• Acta Neurochir. Suppl. · Jan 2000

    The effects of dopamine on edema formation in two models of traumatic brain injury.

    • A Beaumont, K Hayasaki, A Marmarou, P Barzo, P Fatouros, and F Corwin.
    • Division of Neurosurgery, Medical College of Virginia, Richmond, VA, USA.
    • Acta Neurochir. Suppl. 2000 Jan 1;76:147-51.

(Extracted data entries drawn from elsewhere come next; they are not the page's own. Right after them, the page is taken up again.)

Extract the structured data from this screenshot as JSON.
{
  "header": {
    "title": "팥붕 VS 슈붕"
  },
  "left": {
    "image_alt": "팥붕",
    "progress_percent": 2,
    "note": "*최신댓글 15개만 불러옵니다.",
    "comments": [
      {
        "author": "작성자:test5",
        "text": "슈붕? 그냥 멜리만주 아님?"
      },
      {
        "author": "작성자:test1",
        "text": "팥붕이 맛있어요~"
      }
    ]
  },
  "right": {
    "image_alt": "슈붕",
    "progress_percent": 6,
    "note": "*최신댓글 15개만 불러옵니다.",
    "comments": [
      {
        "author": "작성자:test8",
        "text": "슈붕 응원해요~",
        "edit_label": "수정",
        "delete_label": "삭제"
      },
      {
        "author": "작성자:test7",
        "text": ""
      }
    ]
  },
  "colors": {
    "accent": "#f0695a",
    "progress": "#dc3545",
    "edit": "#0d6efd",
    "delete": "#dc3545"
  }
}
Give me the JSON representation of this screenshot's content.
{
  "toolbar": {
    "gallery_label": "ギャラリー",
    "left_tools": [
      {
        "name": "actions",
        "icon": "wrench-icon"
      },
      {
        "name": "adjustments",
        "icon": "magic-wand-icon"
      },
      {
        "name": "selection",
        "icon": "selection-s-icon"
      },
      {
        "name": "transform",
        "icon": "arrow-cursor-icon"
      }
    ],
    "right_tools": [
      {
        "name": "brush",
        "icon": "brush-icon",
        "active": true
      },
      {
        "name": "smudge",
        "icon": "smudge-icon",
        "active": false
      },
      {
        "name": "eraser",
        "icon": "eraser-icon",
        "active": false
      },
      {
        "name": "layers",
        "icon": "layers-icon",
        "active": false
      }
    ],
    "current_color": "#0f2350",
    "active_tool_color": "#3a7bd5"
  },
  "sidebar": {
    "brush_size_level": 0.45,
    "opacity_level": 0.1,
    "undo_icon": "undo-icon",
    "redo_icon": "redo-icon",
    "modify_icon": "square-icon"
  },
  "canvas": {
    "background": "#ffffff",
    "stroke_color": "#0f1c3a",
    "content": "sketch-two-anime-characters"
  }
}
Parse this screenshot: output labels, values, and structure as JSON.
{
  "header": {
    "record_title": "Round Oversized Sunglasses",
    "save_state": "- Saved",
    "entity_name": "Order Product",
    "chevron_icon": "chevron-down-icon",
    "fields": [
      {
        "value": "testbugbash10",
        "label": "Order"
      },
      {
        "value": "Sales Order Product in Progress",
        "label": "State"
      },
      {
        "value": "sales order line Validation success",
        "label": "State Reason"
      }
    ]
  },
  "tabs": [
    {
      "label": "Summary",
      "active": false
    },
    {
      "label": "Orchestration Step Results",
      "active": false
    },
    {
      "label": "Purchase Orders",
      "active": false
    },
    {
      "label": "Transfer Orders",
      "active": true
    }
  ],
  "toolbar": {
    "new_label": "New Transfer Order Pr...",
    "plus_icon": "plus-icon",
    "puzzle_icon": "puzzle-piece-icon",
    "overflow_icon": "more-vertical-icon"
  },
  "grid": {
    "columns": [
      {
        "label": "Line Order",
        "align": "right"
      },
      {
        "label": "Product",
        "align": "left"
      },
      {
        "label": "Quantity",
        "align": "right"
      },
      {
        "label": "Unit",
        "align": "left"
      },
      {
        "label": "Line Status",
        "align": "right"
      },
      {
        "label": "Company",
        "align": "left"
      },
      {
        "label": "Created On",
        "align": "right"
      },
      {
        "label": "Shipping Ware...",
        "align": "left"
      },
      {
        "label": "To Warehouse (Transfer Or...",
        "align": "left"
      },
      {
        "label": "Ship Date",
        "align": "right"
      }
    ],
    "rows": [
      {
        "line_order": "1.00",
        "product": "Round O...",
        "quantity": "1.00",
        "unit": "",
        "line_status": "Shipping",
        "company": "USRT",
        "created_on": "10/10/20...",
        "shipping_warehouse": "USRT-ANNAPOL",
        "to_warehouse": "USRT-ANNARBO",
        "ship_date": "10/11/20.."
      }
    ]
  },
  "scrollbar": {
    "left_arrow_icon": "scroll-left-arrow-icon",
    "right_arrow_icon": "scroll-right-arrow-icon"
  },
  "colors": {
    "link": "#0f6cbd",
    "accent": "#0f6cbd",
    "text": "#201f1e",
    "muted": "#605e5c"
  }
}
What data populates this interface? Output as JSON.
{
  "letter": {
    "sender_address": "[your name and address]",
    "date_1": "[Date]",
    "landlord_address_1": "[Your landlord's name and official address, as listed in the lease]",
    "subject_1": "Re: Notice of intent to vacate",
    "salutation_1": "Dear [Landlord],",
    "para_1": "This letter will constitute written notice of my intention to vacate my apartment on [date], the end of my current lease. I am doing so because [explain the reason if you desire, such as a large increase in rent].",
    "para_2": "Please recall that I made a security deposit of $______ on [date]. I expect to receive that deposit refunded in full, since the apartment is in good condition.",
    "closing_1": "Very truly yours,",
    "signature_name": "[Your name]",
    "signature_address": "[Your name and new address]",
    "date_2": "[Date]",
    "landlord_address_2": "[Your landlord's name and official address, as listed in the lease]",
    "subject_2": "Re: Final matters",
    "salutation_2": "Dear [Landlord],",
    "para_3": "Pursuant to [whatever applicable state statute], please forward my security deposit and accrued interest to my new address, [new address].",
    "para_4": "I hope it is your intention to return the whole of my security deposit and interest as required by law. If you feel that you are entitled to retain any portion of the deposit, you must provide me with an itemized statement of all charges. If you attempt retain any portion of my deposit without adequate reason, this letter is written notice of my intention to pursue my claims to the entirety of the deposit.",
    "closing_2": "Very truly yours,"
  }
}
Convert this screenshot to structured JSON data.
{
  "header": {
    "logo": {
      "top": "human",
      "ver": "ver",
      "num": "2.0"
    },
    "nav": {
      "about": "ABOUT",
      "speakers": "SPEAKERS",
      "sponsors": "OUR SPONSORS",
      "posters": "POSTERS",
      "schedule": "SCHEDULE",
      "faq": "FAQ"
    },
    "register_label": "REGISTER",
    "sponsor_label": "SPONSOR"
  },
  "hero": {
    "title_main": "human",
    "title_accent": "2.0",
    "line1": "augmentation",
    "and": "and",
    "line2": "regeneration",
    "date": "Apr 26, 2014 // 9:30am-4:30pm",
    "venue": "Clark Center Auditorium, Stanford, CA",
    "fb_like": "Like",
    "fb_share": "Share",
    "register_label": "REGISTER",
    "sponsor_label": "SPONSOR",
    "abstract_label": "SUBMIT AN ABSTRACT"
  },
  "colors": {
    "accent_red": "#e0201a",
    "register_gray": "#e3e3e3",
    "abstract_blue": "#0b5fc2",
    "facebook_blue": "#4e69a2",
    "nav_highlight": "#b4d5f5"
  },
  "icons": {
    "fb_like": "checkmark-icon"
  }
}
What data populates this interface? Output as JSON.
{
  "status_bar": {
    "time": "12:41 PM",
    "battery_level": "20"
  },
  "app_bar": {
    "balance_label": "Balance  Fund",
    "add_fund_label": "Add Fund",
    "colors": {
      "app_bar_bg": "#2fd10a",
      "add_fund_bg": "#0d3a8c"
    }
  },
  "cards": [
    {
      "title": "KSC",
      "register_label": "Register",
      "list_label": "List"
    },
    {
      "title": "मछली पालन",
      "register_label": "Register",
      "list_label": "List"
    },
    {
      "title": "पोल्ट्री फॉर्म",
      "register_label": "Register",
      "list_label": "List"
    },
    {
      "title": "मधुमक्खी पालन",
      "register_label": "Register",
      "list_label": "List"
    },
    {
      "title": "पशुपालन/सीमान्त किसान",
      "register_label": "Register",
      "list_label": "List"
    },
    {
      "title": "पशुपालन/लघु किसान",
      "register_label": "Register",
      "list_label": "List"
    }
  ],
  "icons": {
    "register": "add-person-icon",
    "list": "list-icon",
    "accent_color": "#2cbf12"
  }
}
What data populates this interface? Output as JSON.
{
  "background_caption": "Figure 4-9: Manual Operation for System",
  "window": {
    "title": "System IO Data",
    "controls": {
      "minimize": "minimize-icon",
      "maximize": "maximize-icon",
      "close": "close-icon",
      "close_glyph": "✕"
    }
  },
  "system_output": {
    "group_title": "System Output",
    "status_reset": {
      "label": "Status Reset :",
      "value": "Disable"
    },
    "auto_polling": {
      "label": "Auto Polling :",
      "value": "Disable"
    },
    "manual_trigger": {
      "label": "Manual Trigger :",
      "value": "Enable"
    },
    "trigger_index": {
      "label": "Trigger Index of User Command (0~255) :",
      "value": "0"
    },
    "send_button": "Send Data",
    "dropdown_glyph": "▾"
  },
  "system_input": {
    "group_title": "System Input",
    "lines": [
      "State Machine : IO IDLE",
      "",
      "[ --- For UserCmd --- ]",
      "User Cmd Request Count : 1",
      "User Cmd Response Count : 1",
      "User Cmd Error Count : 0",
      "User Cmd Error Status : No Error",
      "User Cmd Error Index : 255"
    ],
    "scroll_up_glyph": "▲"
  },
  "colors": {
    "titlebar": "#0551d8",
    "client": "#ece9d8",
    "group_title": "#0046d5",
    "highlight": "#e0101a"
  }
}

    AbstractThe risk of vasopressors worsening cerebral edema has been raised. Previously we have reported that dopamine was able to restore cerebral blood flow in a model of monotonically rising intracranial pressure. In this study the effects of dopamine on cortical contusion and diffuse injury with secondary insult are examined. Adult male rats were divided into two groups: group 1 (n = 32)--Impact Acceleration Injury (IAM) with 30 minutes hypoxia and hypotension; group 2 (n = 12)--controlled cortical impact (6.0 m/sec, 3 mm depth). Dopamine was administered 2 hours post-injury (10-60 micrograms/kg/min i.v.). Cerebral water content and apparent diffusion coefficients (ADC) values were measured at baseline and four hours post-injury using MRI. Preinjury water content was the same in each group. Group 1 was subdivided into Groups 1A & 1B based on the ADC profile. Post-injury water content in Group 1A did not differ between saline or dopamine treated animals. Water content was higher in Group 1B-dopamine (83.4 +/- 1.1%) than Group 1B-saline animals (81.4 +/- 1.3%, p = 0.006). Contusion caused significant edema formation, however there was no significant difference between the dopamine treated or untreated group when considering either ipsilateral or contralateral cortex. Dopamine however significantly worsened edema in ipsilateral and contralateral hippocampus and both temporal cortices. ADC remained unchanged except in the contralateral hippocampus where both water content and ADC rose with dopamine suggesting precipitation of a vasogenic edema. In this study dopamine clearly worsened edema formation in two models of traumatic brain injury, and we conclude that there may be analogous clinical situations; therefore pressors should not be considered a 'blanket' therapy for all patients with a low cerebral perfusion pressure.